22 June 2008

by Rod Benson

One of the best ways we can build healthy churches is to grow positive relationships. Here are seven tips for giving criticism, adapted from John Maxwell’s teaching:

Clarify your motive. The goal should be to help, not to humiliate. Three key questions will help expose your true motives. (1) Would I criticize if it were not a personal matter? (2) Will criticism make me look better? (3) Does this criticism bring pain or pleasure to me? If it’s painful, you’re probably safe in doing it.

Look at yourself before looking at others. Instead of putting others in their place, put yourself in their place. Have you successfully done what you’re accusing the other person of failing to do? You may be the one who needs to make changes.

Be specific. Say exactly what you mean and provide examples to back yourself up. If you can’t be specific, don’t confront. People can usually tell when you’re skirting an issue and will not respect you for it.

Be creative. Look beyond the problem and see if you can help them find some solutions. For most of us it’s much easier to be critical than creative. But unless you’re willing to help turn the situation around, you’re not ready to comment on the problem.

Attack the problem not the person. When a confrontation becomes a personal attack, you destroy your own credibility. The expected outcome of a confrontation should be that the offender leaves with a clear understanding of the problem and the hope that he or she can turn it around.

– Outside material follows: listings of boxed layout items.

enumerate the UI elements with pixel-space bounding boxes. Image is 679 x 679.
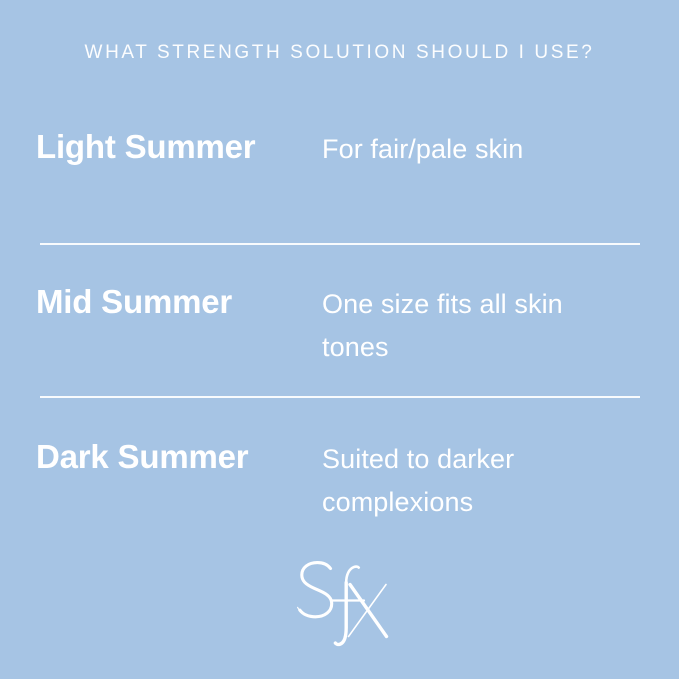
row-title-dark-summer: Dark Summer [36,438,322,476]
row-divider [40,396,640,398]
row-description-light-summer: For fair/pale skin [322,128,622,171]
row-description-mid-summer: One size fits all skin tones [322,283,622,369]
row-title-mid-summer: Mid Summer [36,283,322,321]
table-row: Mid Summer One size fits all skin tones [36,283,646,369]
table-row: Dark Summer Suited to darker complexions [36,438,646,524]
row-description-dark-summer: Suited to darker complexions [322,438,622,524]
page-title: WHAT STRENGTH SOLUTION SHOULD I USE? [0,42,679,64]
row-divider [40,243,640,245]
sfx-monogram-logo-icon [282,556,397,651]
strength-solution-card: WHAT STRENGTH SOLUTION SHOULD I USE? Lig… [0,0,679,679]
row-title-light-summer: Light Summer [36,128,322,166]
table-row: Light Summer For fair/pale skin [36,128,646,171]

Confront when the time is right. If you wait too long you lose the opportunity moment and the issue becomes history. Timely intervention helps you keep the facts straight and use the incident as an opportunity help the person grow.

Begin and end confrontation with encouragement. Always sandwich criticism between praise at the beginning and encouragement at the end. To leave a discouraged person without hope is cruel and vindictive.